Washington University ended racial segregation in its undergraduate divisions in 1952, making it the last of the city's major colleges and universities to give full admittance to African Americans. During the mid- and late 1940s, the university was the target of critical editorials in the local African American press, letter-writing campaigns by churches and the local Urban League, and legal briefs by the NAACP intended to strip its tax-exempt status. In spring 1949, a Washington University student group, the Student Committee for the Admission of Negroes (SCAN), began campaigning for full racial integration. The administration continued to hold that full desegregation "would place the University outside of the community," as Vice-Chancellor Leslie Buchan claimed in 1951, and could spark "incidents on campus." However, under mounting internal and external pressure, the board of trustees in May 1952 passed a resolution desegregating the school's undergraduate divisions.

==Recent history==
The campus was the venue for four Presidential debates, and one vice presidential debate: the first 1992 Presidential debate on October 11, 1992, the third 2000 Presidential debate on October 17, 2000, the second 2004 presidential election on October 8, 2004, the 2008 Vice-Presidential debate on October 2, and the second 2016 Presidential debate on October 9, 2016. The university was also scheduled to host a debate in 1996, but that debate was cancelled when the candidates chose not to participate.

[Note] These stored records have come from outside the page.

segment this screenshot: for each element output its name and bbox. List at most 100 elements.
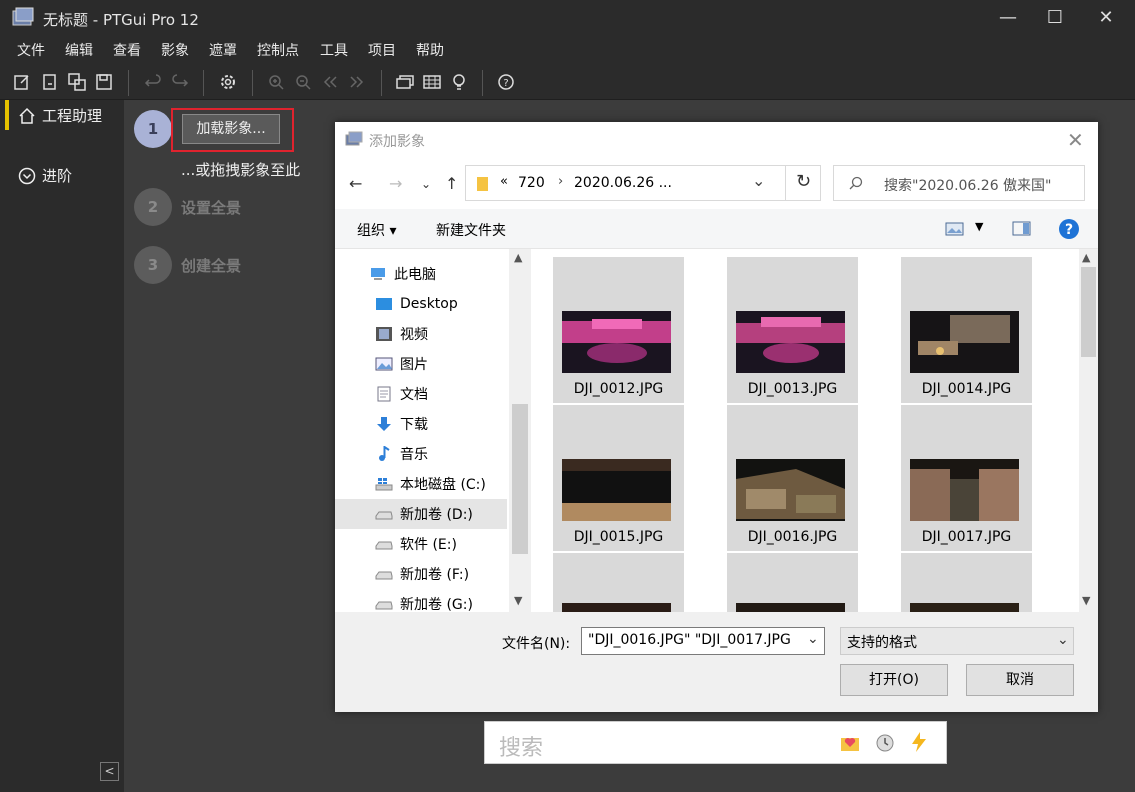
open-button[interactable]: 打开(O) <box>840 664 948 696</box>
organize-menu[interactable]: 组织 ▾ <box>357 220 396 240</box>
tree-item-this-pc[interactable]: 此电脑 <box>335 259 507 289</box>
scroll-down-icon[interactable]: ▼ <box>514 594 522 607</box>
file-item[interactable]: DJI_0012.JPG <box>553 257 684 403</box>
file-item[interactable]: DJI_0017.JPG <box>901 405 1032 551</box>
tree-scrollbar-thumb[interactable] <box>512 404 528 554</box>
tree-item-downloads[interactable]: 下载 <box>335 409 507 439</box>
file-item[interactable] <box>727 553 858 612</box>
lightbulb-icon[interactable] <box>449 72 469 92</box>
help-icon[interactable]: ? <box>496 72 516 92</box>
file-item[interactable] <box>901 553 1032 612</box>
tree-item-label: 音乐 <box>400 447 428 463</box>
toolbar: ? <box>0 64 1135 100</box>
minimize-button[interactable]: — <box>988 4 1028 32</box>
previous-icon[interactable] <box>320 72 340 92</box>
table-editor-icon[interactable] <box>422 72 442 92</box>
preview-pane-icon[interactable] <box>1012 221 1032 237</box>
tree-item-drive-f[interactable]: 新加卷 (F:) <box>335 559 507 589</box>
file-grid-scrollbar-thumb[interactable] <box>1081 267 1096 357</box>
menu-edit[interactable]: 编辑 <box>65 40 93 60</box>
panorama-editor-icon[interactable] <box>395 72 415 92</box>
forward-arrow-icon[interactable]: → <box>389 174 402 193</box>
image-thumbnail <box>910 603 1019 612</box>
zoom-out-icon[interactable] <box>293 72 313 92</box>
search-input[interactable]: 搜索"2020.06.26 傲来国" <box>833 165 1085 201</box>
recent-dropdown-icon[interactable]: ⌄ <box>421 177 431 191</box>
settings-gear-icon[interactable] <box>218 72 238 92</box>
image-thumbnail <box>562 459 671 521</box>
tree-item-videos[interactable]: 视频 <box>335 319 507 349</box>
file-grid-scrollbar[interactable]: ▲ ▼ <box>1079 249 1098 612</box>
close-button[interactable]: ✕ <box>1086 4 1126 32</box>
refresh-icon[interactable]: ↻ <box>785 165 821 201</box>
menu-tools[interactable]: 工具 <box>320 40 348 60</box>
save-icon[interactable] <box>94 72 114 92</box>
drive-icon <box>375 601 393 610</box>
next-icon[interactable] <box>347 72 367 92</box>
tree-item-pictures[interactable]: 图片 <box>335 349 507 379</box>
tree-item-label: 下载 <box>400 417 428 433</box>
ime-search-bar[interactable]: 搜索 <box>484 721 947 764</box>
file-item[interactable]: DJI_0014.JPG <box>901 257 1032 403</box>
scroll-up-icon[interactable]: ▲ <box>1082 251 1090 264</box>
up-arrow-icon[interactable]: ↑ <box>445 174 458 193</box>
menu-help[interactable]: 帮助 <box>416 40 444 60</box>
help-icon[interactable]: ? <box>1058 218 1080 240</box>
menu-control-points[interactable]: 控制点 <box>257 40 299 60</box>
file-type-select[interactable]: 支持的格式 ⌄ <box>840 627 1074 655</box>
tree-item-drive-d[interactable]: 新加卷 (D:) <box>335 499 507 529</box>
sidebar-item-advanced[interactable]: 进阶 <box>18 165 72 186</box>
view-dropdown-icon[interactable]: ▼ <box>975 220 983 233</box>
undo-icon[interactable] <box>143 72 163 92</box>
new-project-icon[interactable] <box>12 72 32 92</box>
new-folder-button[interactable]: 新建文件夹 <box>436 220 506 240</box>
tree-item-documents[interactable]: 文档 <box>335 379 507 409</box>
navigation-tree: 此电脑 Desktop 视频 图片 文档 下载 音乐 本地磁盘 (C:) 新加卷… <box>335 249 531 612</box>
sidebar-item-project-assistant[interactable]: 工程助理 <box>18 105 102 126</box>
command-bar: 组织 ▾ 新建文件夹 ▼ ? <box>335 209 1098 249</box>
tree-item-music[interactable]: 音乐 <box>335 439 507 469</box>
scroll-up-icon[interactable]: ▲ <box>514 251 522 264</box>
menu-file[interactable]: 文件 <box>17 40 45 60</box>
step-3-label: 创建全景 <box>181 257 242 275</box>
menu-project[interactable]: 项目 <box>368 40 396 60</box>
cancel-button[interactable]: 取消 <box>966 664 1074 696</box>
tree-item-drive-c[interactable]: 本地磁盘 (C:) <box>335 469 507 499</box>
lightning-icon[interactable] <box>908 731 930 753</box>
path-segment-720[interactable]: 720 <box>518 175 545 191</box>
dialog-close-icon[interactable]: ✕ <box>1067 128 1084 152</box>
step-1-circle: 1 <box>134 110 172 148</box>
computer-icon <box>371 268 385 280</box>
menu-mask[interactable]: 遮罩 <box>209 40 237 60</box>
tree-item-drive-g[interactable]: 新加卷 (G:) <box>335 589 507 612</box>
path-segment-date[interactable]: 2020.06.26 ... <box>574 175 672 191</box>
load-images-button[interactable]: 加载影象... <box>182 114 280 144</box>
duplicate-icon[interactable] <box>67 72 87 92</box>
clock-icon[interactable] <box>874 732 896 754</box>
open-project-icon[interactable] <box>40 72 60 92</box>
file-item[interactable]: DJI_0013.JPG <box>727 257 858 403</box>
maximize-button[interactable]: ☐ <box>1035 4 1075 32</box>
tree-item-drive-e[interactable]: 软件 (E:) <box>335 529 507 559</box>
collapse-sidebar-button[interactable]: < <box>100 762 119 781</box>
image-thumbnail <box>562 311 671 373</box>
menu-images[interactable]: 影象 <box>161 40 189 60</box>
drive-icon <box>375 511 393 520</box>
menu-view[interactable]: 查看 <box>113 40 141 60</box>
file-item[interactable]: DJI_0015.JPG <box>553 405 684 551</box>
address-bar[interactable]: « 720 › 2020.06.26 ... ⌄ <box>465 165 821 201</box>
tree-item-desktop[interactable]: Desktop <box>335 289 507 319</box>
file-item[interactable]: DJI_0016.JPG <box>727 405 858 551</box>
filename-input[interactable]: "DJI_0016.JPG" "DJI_0017.JPG <box>581 627 825 655</box>
tree-scrollbar[interactable]: ▲ ▼ <box>509 249 531 612</box>
view-options-icon[interactable] <box>945 222 965 236</box>
address-dropdown-icon[interactable]: ⌄ <box>752 171 765 190</box>
filename-dropdown-icon[interactable]: ⌄ <box>807 631 819 647</box>
file-item[interactable] <box>553 553 684 612</box>
chevron-down-circle-icon <box>18 167 36 184</box>
redo-icon[interactable] <box>170 72 190 92</box>
back-arrow-icon[interactable]: ← <box>349 174 362 193</box>
heart-folder-icon[interactable] <box>839 732 861 754</box>
scroll-down-icon[interactable]: ▼ <box>1082 594 1090 607</box>
zoom-in-icon[interactable] <box>266 72 286 92</box>
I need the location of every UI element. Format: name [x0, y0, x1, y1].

In 2002, Washington University co-founded the Cortex Innovation Community in St. Louis's Midtown neighborhood. Cortex is the largest innovation hub in the midwest, home to offices of Square, Microsoft, Aon, Boeing, and Centene. The innovation hub has generated more than 3,800 tech jobs in 14 years.

In the summer of 2002, Brookings Hall Room 300 was transformed into the Mission Control center for Steve Fossett's sixth and ultimately successful attempt to circumnavigate the planet in a balloon—the Spirit of Freedom.

At the start of the fall 2006 semester, the St. Louis Metro opened the Cross–County extension of its light rail MetroLink system. Three of the nine new stations directly serve the University (Skinker, University City-Big Bend, and Forsyth). On July 1, 2006, the university began offering free Metro passes—the U Pass—to all full-time students, faculty, and staff.

In 2019, Washington University unveiled a $360 million campus transformation project known as the "East End Transformation". The transformation project, built on the original 1895 campus plan by Olmsted, Olmsted & Eliot, encompassed 18 acres of the Danforth Campus, adding five new buildings, expanding the university's Mildred Lane Kemper Art Museum, relocating hundreds of surface parking spaces underground, and creating an expansive new park.